Boletim Mensal * Ano V * Abril de 2007 * Número 49

           

FADO TAMBÉM    

 É CULTURA (7)
     

Comadres e Compadres.

Após uma interrupção para fazermos uma ”Saúde”pelo novo ano, e falarmos do Henrique fadista e do Fernando sem  guitarra, voltemos ao ponto onde havíamos ficado.Dizíamos nós que, no imaginário popular português, o Fado (mesmo se alegre) andava sempre associado ao mal. Pelo menos, no Séc. XIX. Com a elevação de estilos e temática e, sobretudo, com o Estado Novo e sua conseqüente abertura ao turismo, o Fado passou a ser “limpo” e boa moeda de troca. Saiu das tabernas, e do submundo do século da Severa para restaurantes, teatros e cassinos. Mas, já não é, por vezes, aquele Fado autêntico, a que se referia o nosso Fernando Farinha quando cantava que O fado assim malcriado, avinhado é que é fado a valer! Limpou-se, repito, mas perdeu, em boa parte, aquele travo de tragicidade que anda sempre agarrado a ele. Deixou de nutrir-se “da faca e do alguidar”, como se dizia. Quem hoje vai aos fados, em muitos restaurantes lisboetas, nem sempre vai viver grandes “momentos fadistas”. Não vai viver a interação público-cantadores. Não vai viver “o cantar ao desafio”, “o fado à desgarrada” e, muito menos, “o fado batido” ou o  “de aparar”(de forma apenas insinuada, claro!). Não vai viver a liturgia da noite em lugares quase sagrados. Não. Hoje vai apenas escutar lindos fados (cantados por lindas vozes), pagar a conta e ir pra casa. Vai passar, talvez, um serão diferente, mas onde nada de surpresa aconteceu. Escutou Fado, como música ambiente; não como drama humano. E dá pena! Dá pena, porque o cantador é, muitas vezes, obrigado a misturar seu canto (às vezes dilacerado) com o falatório e tilintar dos talheres de gente rica!

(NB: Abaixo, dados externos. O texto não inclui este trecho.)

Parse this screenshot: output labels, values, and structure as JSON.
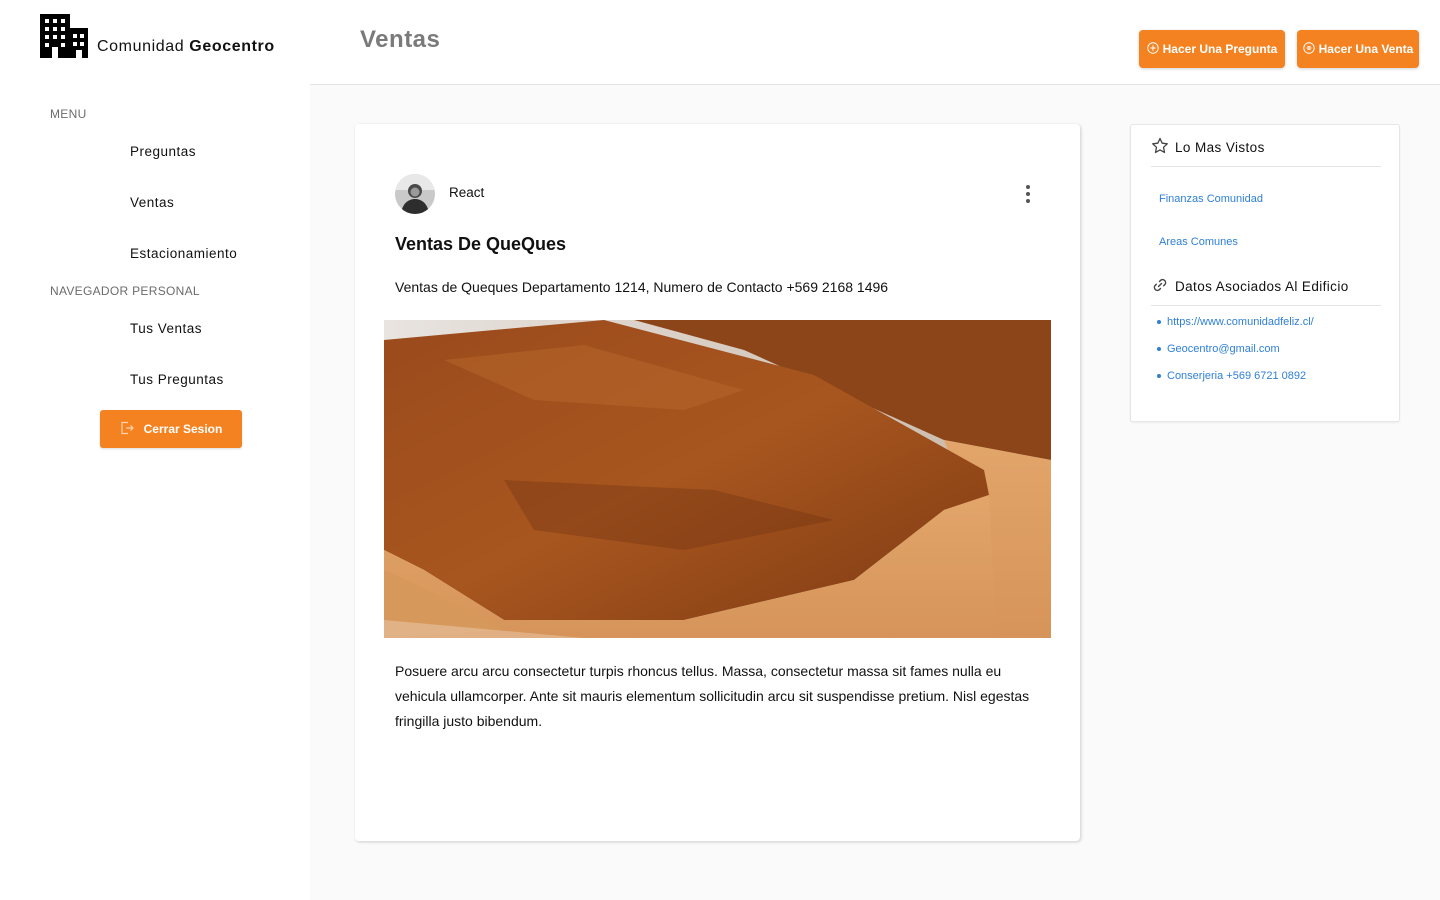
{
  "brand": {
    "name_prefix": "Comunidad",
    "name_bold": "Geocentro",
    "logo_icon": "building-icon"
  },
  "sidebar": {
    "menu_label": "MENU",
    "menu_items": [
      {
        "label": "Preguntas"
      },
      {
        "label": "Ventas"
      },
      {
        "label": "Estacionamiento"
      }
    ],
    "personal_label": "NAVEGADOR PERSONAL",
    "personal_items": [
      {
        "label": "Tus Ventas"
      },
      {
        "label": "Tus Preguntas"
      }
    ],
    "logout_label": "Cerrar Sesion",
    "logout_icon": "logout-icon"
  },
  "header": {
    "title": "Ventas",
    "ask_button": "Hacer Una Pregunta",
    "ask_icon": "plus-circle-icon",
    "sell_button": "Hacer Una Venta",
    "sell_icon": "dollar-circle-icon"
  },
  "post": {
    "author": "React",
    "title": "Ventas De QueQues",
    "subtitle": "Ventas de Queques Departamento 1214, Numero de Contacto +569 2168 1496",
    "body": "Posuere arcu arcu consectetur turpis rhoncus tellus. Massa, consectetur massa sit fames nulla eu vehicula ullamcorper. Ante sit mauris elementum sollicitudin arcu sit suspendisse pretium. Nisl egestas fringilla justo bibendum.",
    "image_alt": "cake-photo"
  },
  "side_panel": {
    "most_viewed_title": "Lo Mas Vistos",
    "most_viewed_icon": "star-icon",
    "most_viewed": [
      {
        "label": "Finanzas Comunidad"
      },
      {
        "label": "Areas Comunes"
      }
    ],
    "building_title": "Datos Asociados Al Edificio",
    "building_icon": "link-icon",
    "building_links": [
      {
        "label": "https://www.comunidadfeliz.cl/"
      },
      {
        "label": "Geocentro@gmail.com"
      },
      {
        "label": "Conserjeria +569 6721 0892"
      }
    ]
  },
  "colors": {
    "accent": "#f58220",
    "link": "#2f7fd6",
    "title_gray": "#7a7a7a"
  }
}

             Mas nada, afinal, muda sem dor. Agarrados à tradição, há ainda fadistas e ambientes que não se conformam. Se formos, por exemplo, à Cesária (ou a outros pontos perdidos da Lisboa Antiga), encontraremos, por lá, bancos de pedra ou de madeira tosca; comeremos apenas chouriço assado e azeitonas com broa. Mas viveremos o Fado de verdade. Sobretudo, depois da meia-noite.


 

São pequenas tabernas, meio desconhecidas, na Mouraria, Alfama, Castelo, Graça, Madragoa, Lapa ou Bairro Alto. Nelas, ou nunca se chegou a perder totalmente a autenticidade, ou já se inicia uma saudável volta à tradição.Vale a pena. Com a entrega do Fado para as grandes platéias de turistas, começou, paralelamente uma reação de letristas e cantadores, lamentando que esses bairros fadistas tenham perdido a alma e a identidade. Mataram a Mouraria, e Fado de Outrora, cantava, bonito, a Dona Teresa de Noronha. E como ela, centenas de cantadores, nunca têm deixado de lamentar, pelo menos alguma vez, essa perda. Estou, por exemplo, a lembrar-me de fados como: Nostalgia de Alfama (António dos Santos), Fadista Velhinho (João Ferreira-Rosa), Velhos Tempos (Fernando Farinha), Tempos que já lá vão (Cidália Moreira), Antigamente (Manuel de Almeida), Alfama Velhinha (Helena Tavares), Que é feito da Mouraria? (Carlos Ramos), Velho Fadista (Fernando Farinha), Fadista Louco (António Mourão) etc,etc,etc. São centenas de vozes, e centenas de fados que, aos poucos, vão apontando para uma espécie de saudade dos velhos tempos e, sobretudo, da velha paixão fadista. Podemos, até, afirmar que esta saudade “do antigamente” é um dos temas recorrentes da fadistagem moderna. Ainda bem!  Antes de terminar a conversa de hoje, Comadres e Compadres, mais uma explicação. Falei, várias vezes, em Mouraria. Pois bem ,   Mouraria é o mais famoso bairro da Lisboa Antiga. E também o mais fadista. Chama-se assim porque, quando, em 1147, o primeiro rei de Portugal D. Afonso Henriques, conquistou a cidade de Lisboa aos mouros, estes refugiaram-se  na parte esquerda do monte onde está o Castelo de São Jorge - Séc. VI; e por ali ficaram séculos. Àquela zona passou a chamar-se de “Mouraria”- a encosta dos mouros. Mas falaremos muito mais sobre “Mouraria”, proximamente. Por hoje, só quero lembrar ainda que D. Afonso Henriques, só conseguiu conquistar Lisboa aos mouros, porque foi ajudado por mais quatro reis cristãos, que iam de caminho para Jerusalém, na segunda Cruzada. É por isso que a canção “Lisboa Antiga” lá diz: Olhai, Senhores/ Esta Lisboa de outras eras/ Dos cinco reis, das esperas/ E das touradas reais/ etc. E pronto por hoje.  Até à próxima, Amigos!